Giving your child an allowance isn’t about handing off some money. It must be used to teach them about the benefits of budgeting and saving.
How an allowance helps Children learn about money
Kids learning about money at the ages of 12-13 never forget their first pocket money.
The amount that parents give to their children to spend as they wish differs from family to family. Timing is also another important consideration. Some parents want their kids to start earlier than others. To these parents, kids learning about money is a very important process of understanding how the real world works.
Some kids get their pocket money on a weekly basis, others get it on the 1st day of the month. In any case, parents should make clear what, if anything, the child is expected to pay for with the money. At first, most young kids spend all of their allowance as soon as they receive it.

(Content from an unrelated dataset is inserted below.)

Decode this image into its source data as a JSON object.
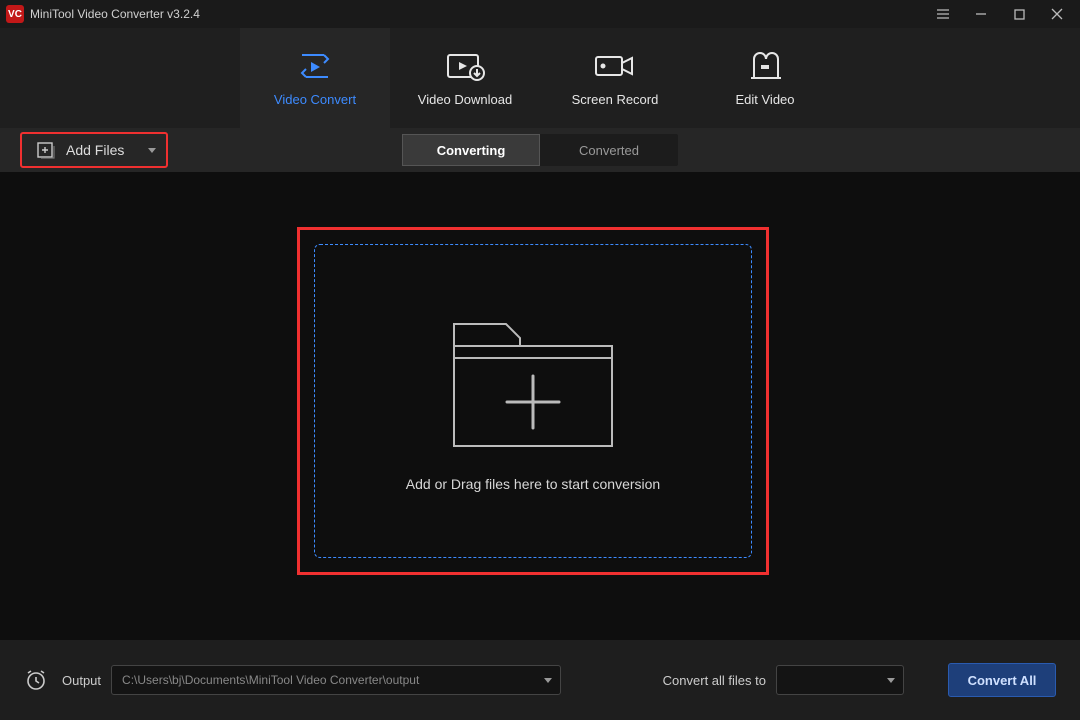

If they do this, then they will learn the hard way that spending must be done within a budget. Parents are usually advised not give more money to their children until the next allowance is due. The objective is to show young kids that a budget demands choices between spending and saving.
Older children may be responsible enough to save money for larger costs, like clothes, electronic items and vehicles. Many people who have written on the subject of allowances feel that it is not a good idea to pay your child to work around the home. These jobs are a normal part of family life.
Paying children to do extra work around the house can be useful. It can even provide an idea of how a business works. Allowances give children a chance to experience the things they can do with money. They can share it in the form of gifts or giving to a good cause.
They can spend it by buying the things they want or they can save and maybe even invest it. Saving helps children understand that costly goals require sacrifice: you have to cut costs and plan for the future. Requiring children to save part of their allowance can also open the door to future saving and investing. many banks offer service to help children learn about personal finance. A savings account is an excellent way to learn about the power of compound interest. Compounding works by paying interest on interest.
For kids learning about money is essential for survival and will help give them an idea of how to budget and secure their financial future.
1) Use your allowance on items that you need the most. As a kid, never spend wildly.
2) Ask your parents for money for extra jobs you do.
3) Get a savings account when you turn 18. This way you can build your bank balance.